Corollary 3.5.7.14. Let $f: X \rightarrow Y$ be a morphism of Kan complexes which is $n$-connective for some integer $n$. Then the induced map $\operatorname{cosk}_{n}(f): \operatorname{cosk}_{n}(X) \rightarrow \operatorname{cosk}_{n}(Y)$ is a homotopy equivalence.
$\Newextarrow{\xhookrightarrow}{10,10}{0x21AA}$
Proof. We have a commutative diagram of Kan complexes
\[ \xymatrix@R =50pt@C=50pt{ X \ar [r] \ar [d]^{f} & \operatorname{cosk}_{n}(X) \ar [d]^{\operatorname{cosk}_{n}(f) } \\ Y \ar [r] & \operatorname{cosk}_{n}(Y), } \]

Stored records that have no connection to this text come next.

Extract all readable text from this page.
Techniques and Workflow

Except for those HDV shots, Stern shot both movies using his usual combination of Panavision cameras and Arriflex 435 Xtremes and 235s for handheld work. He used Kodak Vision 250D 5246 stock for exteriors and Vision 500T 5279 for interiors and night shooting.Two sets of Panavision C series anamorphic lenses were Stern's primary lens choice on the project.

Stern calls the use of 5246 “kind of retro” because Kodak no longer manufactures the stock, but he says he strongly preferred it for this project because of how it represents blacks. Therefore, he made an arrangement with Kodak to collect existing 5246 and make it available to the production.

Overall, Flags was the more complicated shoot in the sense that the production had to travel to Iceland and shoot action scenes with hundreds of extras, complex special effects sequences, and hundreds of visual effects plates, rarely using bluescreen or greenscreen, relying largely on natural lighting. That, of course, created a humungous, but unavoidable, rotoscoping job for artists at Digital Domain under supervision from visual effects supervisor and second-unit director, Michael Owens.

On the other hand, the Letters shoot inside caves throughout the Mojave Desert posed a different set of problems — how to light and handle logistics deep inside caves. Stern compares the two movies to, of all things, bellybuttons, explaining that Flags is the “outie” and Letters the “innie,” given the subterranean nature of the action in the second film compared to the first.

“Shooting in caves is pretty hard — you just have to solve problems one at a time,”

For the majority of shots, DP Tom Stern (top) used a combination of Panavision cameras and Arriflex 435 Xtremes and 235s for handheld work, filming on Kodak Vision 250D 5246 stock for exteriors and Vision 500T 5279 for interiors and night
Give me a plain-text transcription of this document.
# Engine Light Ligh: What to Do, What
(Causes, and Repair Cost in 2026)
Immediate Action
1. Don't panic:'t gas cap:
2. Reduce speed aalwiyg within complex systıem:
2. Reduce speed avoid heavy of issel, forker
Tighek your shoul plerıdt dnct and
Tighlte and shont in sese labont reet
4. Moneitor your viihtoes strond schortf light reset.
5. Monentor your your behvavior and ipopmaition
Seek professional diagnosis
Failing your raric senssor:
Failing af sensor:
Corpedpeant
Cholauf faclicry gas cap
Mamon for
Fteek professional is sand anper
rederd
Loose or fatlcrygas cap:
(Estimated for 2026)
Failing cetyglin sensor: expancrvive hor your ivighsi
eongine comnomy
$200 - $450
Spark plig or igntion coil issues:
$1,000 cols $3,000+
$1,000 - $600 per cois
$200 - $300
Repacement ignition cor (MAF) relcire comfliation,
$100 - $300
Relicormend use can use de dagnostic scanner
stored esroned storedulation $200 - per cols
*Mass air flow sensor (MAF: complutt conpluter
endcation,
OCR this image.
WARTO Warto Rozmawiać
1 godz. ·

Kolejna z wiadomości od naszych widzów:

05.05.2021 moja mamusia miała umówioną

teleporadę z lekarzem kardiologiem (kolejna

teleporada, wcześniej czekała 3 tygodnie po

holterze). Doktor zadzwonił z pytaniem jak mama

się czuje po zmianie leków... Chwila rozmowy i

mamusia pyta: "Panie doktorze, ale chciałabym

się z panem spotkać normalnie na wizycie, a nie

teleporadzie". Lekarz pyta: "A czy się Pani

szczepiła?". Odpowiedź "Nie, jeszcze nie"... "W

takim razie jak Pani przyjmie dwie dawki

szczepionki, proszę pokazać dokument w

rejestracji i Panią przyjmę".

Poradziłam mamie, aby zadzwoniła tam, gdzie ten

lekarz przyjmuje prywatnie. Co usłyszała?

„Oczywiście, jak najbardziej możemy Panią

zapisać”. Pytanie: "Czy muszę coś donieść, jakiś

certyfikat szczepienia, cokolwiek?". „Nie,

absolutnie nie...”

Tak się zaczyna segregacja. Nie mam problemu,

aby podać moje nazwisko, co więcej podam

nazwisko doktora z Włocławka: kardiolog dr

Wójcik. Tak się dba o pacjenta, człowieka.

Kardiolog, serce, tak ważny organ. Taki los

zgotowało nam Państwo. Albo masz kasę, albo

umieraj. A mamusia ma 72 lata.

where the horizontal maps are $n$-connective (Remark 3.5.3.22). Applying Corollary 3.5.1.28, we deduce that $\operatorname{cosk}_{n}(f)$ is $n$-connective. Since $\operatorname{cosk}_{n}(X)$ and $\operatorname{cosk}_{n}(Y)$ are $(n-1)$-truncated (Example 3.5.7.2), Corollary 3.5.7.13 guarantees that $\operatorname{cosk}_{n}(f)$ is a homotopy equivalence. $\square$